Emsland: 49 von 52 Stallumbauten rechtzeitig genehmigt

Im Emsland wurden in 49 von 52 Fällen rechtzeitig Baugenehmigungen für den geförderten Umbau der Tierhaltung erteilt. Damit konnten nach Angaben des Landkreises die Betriebe mit rechtzeitig erteilter Baugenehmigung fristgerecht einen Antrag im Bundesprogramm zum Umbau der Tierhaltung (BUT) stellen. Der entscheidende Stichtag war der 31. August 2026.

Verkürzte Frist setzte Betriebe und Behörden unter Druck

Für die Antragstellung im Förderprogramm musste bis zum Stichtag eine Baugenehmigung vorliegen. Das Bundesprogramm wurde deutlich verkürzt. Für mehrere Betriebe blieb dadurch nur ein knappes Zeitfenster, um Bauunterlagen zu erstellen, Genehmigungen einzuholen und anschließend Förderanträge einzureichen.

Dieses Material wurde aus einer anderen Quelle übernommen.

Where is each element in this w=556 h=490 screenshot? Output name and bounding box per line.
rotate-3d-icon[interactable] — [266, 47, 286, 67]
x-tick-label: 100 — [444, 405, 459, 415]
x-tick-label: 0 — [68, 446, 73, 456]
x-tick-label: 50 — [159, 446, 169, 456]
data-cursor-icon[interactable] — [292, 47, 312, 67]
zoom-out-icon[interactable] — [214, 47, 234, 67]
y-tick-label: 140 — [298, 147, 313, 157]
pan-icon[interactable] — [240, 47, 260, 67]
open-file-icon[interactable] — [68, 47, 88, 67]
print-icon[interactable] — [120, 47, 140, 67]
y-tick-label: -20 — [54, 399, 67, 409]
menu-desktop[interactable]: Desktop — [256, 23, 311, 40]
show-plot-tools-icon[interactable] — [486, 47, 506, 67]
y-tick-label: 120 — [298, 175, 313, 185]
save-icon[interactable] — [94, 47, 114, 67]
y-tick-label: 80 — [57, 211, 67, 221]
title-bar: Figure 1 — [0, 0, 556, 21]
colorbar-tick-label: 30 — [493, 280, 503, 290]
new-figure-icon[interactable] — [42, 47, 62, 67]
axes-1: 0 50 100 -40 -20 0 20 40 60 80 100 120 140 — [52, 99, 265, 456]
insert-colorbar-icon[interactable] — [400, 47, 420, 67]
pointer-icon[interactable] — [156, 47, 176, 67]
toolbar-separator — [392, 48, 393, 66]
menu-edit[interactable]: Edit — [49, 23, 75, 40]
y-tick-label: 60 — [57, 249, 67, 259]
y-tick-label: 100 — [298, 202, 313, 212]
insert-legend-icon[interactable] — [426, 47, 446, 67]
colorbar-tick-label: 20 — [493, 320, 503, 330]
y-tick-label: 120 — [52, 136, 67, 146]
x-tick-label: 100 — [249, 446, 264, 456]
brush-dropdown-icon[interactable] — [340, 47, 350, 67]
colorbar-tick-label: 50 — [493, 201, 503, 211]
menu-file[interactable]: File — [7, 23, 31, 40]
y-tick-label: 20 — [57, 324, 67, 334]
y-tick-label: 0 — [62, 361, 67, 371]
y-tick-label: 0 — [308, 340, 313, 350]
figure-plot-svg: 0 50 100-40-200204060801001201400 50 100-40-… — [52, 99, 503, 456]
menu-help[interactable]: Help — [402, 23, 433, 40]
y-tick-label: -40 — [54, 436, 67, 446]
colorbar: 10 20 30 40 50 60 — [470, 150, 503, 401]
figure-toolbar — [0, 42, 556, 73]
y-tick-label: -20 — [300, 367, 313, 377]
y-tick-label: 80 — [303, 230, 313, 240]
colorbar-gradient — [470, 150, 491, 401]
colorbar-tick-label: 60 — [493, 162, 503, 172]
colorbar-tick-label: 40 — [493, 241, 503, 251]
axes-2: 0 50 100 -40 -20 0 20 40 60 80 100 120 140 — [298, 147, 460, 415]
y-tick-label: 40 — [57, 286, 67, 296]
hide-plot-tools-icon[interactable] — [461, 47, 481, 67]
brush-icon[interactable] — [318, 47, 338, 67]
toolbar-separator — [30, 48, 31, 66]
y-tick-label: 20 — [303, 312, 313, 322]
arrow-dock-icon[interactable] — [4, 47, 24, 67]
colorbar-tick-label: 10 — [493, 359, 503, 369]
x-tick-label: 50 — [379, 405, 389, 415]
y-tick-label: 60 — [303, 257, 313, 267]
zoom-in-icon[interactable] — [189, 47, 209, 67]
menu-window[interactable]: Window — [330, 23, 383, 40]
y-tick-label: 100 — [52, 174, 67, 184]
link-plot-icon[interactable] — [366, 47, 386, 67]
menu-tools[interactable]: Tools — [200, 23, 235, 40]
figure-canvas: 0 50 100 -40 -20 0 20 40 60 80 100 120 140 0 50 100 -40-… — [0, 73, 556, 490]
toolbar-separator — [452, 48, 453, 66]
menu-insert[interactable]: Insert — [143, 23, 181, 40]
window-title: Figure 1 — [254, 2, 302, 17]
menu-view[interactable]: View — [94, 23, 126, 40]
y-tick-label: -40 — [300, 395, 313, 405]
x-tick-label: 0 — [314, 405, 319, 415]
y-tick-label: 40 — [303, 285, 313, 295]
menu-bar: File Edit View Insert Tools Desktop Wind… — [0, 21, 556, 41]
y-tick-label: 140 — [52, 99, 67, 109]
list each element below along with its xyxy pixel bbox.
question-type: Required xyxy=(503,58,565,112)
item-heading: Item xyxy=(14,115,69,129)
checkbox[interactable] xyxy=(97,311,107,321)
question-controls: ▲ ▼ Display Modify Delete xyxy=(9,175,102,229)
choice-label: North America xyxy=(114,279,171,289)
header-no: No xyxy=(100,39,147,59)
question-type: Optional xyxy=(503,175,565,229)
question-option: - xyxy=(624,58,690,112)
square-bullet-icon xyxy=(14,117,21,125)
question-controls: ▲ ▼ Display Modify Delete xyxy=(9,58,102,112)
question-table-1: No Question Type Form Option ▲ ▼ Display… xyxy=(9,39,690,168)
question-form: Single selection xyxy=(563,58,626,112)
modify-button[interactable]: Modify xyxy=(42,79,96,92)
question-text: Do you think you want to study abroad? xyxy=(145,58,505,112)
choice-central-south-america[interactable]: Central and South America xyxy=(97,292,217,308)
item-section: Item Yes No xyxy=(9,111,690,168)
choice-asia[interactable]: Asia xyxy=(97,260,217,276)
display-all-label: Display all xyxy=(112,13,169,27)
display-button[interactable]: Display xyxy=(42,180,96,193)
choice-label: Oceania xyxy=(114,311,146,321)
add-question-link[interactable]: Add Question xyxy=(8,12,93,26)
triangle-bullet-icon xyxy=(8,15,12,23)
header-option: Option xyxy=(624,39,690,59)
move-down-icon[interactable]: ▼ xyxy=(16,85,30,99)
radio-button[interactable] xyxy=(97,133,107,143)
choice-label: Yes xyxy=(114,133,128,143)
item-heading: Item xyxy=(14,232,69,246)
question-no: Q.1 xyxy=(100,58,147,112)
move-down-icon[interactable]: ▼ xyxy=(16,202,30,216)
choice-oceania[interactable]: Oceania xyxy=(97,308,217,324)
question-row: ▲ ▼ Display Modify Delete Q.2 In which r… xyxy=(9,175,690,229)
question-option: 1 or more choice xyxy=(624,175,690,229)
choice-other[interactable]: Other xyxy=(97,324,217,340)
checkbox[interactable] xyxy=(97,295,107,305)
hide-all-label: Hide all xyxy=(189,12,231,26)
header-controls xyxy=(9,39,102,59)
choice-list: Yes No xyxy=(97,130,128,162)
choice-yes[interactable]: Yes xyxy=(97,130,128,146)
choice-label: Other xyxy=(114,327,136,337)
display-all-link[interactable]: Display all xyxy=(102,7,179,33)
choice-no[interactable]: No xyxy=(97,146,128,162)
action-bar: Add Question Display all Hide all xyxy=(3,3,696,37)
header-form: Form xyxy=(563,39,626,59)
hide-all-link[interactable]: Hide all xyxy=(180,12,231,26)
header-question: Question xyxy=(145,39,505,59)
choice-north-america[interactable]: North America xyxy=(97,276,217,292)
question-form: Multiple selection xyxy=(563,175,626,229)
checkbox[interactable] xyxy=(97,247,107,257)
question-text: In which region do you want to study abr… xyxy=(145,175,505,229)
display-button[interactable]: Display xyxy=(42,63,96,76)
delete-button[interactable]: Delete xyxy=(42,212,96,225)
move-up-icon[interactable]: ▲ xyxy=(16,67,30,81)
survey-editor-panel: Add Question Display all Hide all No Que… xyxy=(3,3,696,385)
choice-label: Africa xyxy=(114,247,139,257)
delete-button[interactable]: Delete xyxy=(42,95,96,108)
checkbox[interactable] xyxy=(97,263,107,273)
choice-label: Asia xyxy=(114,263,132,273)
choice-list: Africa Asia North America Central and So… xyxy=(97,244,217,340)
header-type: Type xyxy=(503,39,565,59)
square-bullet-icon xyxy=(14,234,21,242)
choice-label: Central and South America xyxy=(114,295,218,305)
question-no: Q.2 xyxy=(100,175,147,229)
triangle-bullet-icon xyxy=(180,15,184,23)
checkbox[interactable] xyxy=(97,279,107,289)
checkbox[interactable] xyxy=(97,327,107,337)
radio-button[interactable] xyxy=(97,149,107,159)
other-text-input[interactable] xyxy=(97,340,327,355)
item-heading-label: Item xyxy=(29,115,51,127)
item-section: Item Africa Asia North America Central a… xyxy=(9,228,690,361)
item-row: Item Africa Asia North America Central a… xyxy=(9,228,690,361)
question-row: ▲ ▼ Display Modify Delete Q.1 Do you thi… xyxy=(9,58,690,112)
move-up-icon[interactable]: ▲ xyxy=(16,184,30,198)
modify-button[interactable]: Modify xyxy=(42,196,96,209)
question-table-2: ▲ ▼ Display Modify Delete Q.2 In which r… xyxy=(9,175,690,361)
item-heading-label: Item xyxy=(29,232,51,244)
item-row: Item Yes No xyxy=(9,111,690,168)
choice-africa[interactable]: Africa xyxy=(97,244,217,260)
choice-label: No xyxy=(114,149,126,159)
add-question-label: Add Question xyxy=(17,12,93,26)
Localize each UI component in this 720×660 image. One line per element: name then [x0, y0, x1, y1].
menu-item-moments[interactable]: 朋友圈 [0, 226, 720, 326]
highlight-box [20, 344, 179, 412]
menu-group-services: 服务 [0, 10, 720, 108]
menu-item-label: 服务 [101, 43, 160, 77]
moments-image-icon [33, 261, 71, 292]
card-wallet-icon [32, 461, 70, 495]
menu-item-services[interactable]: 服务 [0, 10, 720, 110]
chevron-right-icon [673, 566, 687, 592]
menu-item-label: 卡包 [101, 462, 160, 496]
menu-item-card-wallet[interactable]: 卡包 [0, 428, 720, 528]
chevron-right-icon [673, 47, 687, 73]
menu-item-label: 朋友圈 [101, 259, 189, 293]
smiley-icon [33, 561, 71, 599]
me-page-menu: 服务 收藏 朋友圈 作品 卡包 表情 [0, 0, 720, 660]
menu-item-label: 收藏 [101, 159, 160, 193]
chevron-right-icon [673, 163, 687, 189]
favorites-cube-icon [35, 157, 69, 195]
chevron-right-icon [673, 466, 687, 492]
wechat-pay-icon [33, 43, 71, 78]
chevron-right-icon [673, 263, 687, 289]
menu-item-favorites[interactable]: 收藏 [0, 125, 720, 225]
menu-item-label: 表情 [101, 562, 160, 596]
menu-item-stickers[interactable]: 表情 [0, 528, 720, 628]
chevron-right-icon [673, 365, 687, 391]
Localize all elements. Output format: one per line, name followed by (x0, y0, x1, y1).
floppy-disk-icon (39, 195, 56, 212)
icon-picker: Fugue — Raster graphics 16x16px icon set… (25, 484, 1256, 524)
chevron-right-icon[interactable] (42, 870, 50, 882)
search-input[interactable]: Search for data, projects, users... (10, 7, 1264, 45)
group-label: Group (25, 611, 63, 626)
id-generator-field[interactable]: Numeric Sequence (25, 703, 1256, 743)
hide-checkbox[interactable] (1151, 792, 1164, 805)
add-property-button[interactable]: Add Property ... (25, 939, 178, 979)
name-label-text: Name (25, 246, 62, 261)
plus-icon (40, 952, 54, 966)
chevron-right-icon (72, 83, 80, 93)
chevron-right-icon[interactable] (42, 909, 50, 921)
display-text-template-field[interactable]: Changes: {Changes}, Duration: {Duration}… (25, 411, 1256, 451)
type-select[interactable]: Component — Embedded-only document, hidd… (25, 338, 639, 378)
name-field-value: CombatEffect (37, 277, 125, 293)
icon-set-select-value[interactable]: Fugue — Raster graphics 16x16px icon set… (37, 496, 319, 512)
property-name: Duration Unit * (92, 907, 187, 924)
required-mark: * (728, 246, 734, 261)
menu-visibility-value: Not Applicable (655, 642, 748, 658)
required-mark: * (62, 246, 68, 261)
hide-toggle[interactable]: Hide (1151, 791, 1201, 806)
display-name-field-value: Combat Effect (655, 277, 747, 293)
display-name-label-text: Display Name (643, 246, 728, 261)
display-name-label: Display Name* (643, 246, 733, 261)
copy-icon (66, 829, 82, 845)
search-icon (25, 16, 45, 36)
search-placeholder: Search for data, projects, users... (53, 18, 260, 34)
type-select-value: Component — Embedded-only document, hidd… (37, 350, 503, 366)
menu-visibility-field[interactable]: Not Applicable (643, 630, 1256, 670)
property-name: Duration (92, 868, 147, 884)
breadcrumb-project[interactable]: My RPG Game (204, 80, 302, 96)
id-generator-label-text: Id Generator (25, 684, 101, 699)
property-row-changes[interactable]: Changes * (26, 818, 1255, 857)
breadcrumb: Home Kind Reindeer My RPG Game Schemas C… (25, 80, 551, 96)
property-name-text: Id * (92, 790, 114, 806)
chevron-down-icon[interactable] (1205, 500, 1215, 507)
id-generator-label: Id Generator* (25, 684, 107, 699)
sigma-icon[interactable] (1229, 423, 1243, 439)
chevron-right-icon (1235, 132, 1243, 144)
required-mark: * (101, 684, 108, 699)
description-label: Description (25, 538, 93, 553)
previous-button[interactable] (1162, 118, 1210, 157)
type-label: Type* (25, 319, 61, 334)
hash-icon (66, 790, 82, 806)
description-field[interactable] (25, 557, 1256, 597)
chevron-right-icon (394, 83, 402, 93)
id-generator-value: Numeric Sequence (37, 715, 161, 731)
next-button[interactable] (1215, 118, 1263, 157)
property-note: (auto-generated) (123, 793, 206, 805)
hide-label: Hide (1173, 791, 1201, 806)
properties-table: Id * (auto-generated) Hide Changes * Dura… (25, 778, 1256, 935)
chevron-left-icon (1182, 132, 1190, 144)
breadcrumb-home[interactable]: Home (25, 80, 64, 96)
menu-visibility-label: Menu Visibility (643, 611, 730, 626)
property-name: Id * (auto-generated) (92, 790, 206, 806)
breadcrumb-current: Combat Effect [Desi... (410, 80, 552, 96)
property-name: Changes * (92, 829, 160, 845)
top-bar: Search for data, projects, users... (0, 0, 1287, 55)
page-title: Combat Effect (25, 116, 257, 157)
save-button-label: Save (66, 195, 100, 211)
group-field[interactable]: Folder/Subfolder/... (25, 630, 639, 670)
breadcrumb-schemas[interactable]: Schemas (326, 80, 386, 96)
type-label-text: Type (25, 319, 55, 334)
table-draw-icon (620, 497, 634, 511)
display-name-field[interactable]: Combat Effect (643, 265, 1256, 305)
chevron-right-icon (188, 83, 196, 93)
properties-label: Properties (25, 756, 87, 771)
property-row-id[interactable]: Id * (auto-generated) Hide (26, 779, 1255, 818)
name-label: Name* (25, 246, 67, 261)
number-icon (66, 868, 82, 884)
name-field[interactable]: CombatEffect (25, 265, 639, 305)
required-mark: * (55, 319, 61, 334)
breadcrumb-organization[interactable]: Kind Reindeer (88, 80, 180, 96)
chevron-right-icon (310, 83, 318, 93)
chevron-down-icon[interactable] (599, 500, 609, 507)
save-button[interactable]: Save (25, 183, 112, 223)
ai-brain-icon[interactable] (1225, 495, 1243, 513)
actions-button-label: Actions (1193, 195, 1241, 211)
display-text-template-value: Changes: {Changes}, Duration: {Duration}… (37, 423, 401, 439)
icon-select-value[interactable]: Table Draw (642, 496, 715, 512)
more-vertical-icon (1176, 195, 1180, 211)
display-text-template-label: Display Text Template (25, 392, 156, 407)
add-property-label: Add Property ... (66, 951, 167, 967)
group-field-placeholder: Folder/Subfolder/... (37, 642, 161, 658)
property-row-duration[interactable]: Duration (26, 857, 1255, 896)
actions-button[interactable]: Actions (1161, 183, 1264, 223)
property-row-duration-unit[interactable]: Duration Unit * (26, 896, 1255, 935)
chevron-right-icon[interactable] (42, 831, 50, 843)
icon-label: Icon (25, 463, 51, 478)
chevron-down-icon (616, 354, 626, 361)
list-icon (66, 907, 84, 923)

In 49 der 52 Fälle konnten die Verfahren rechtzeitig abgeschlossen werden. Für die drei Betriebe ohne fristgerechte Genehmigung liegen keine Angaben zu den weiteren Auswirkungen vor.

Für die konkrete Teilnahme am BUT waren die Programmvorgaben des Bundes und die rechtzeitige Baugenehmigung ausschlaggebend.

Besonders betroffen ist die Ferkelerzeugung

Im Mittelpunkt stehen vor allem Betriebe mit Sauenhaltung. Sie müssen ihre Ställe an die Vorgaben der Tierschutz-Nutztierhaltungsverordnung anpassen.

Für die Betriebe ist der Umbau deshalb nicht automatisch mit höheren Einnahmen verbunden. Die Investitionen sollen die Haltungsbedingungen verbessern, schaffen aber nach derzeitigem Programmrahmen keinen zusätzlichen Spielraum über mehr Tiere.

Georg Meiners, Präsident des Emsländischen Landvolks, verwies auf die Bedeutung der Förderung für die betroffenen Betriebe. Wegen der hohen Umbaukosten und des erheblichen organisatorischen Aufwands könnte es für manche Betriebe schwierig sein, diesen Betriebszweig fortzuführen.

Förderung hilft beim Umbau, löst aber nicht das Wirtschaftsproblem

Der Fall zeigt den praktischen Zielkonflikt der neuen Haltungsanforderungen: Die Betriebe müssen investieren, um die gesetzlichen Vorgaben einzuhalten. Selbst bei einer fristgerechten Genehmigung bleibt daher offen, ob sich der Umbau für jeden Betrieb langfristig wirtschaftlich tragen lässt.

Für bewilligte Vorhaben endet der Zeitdruck nicht vollständig mit dem Antrag.

Die 49 von 52 rechtzeitig erteilten Baugenehmigungen belegen damit vor allem, dass die kurzfristige Genehmigungsphase im Emsland weitgehend bewältigt wurde. Über die Zukunft der Sauenhaltung entscheidet sie jedoch nicht. Maßgeblich wird sein, wie viele Betriebe die hohen Investitionen tatsächlich finanzieren können und ob die verbesserte Haltung unter den geltenden Förderbedingungen dauerhaft wirtschaftlich bleibt.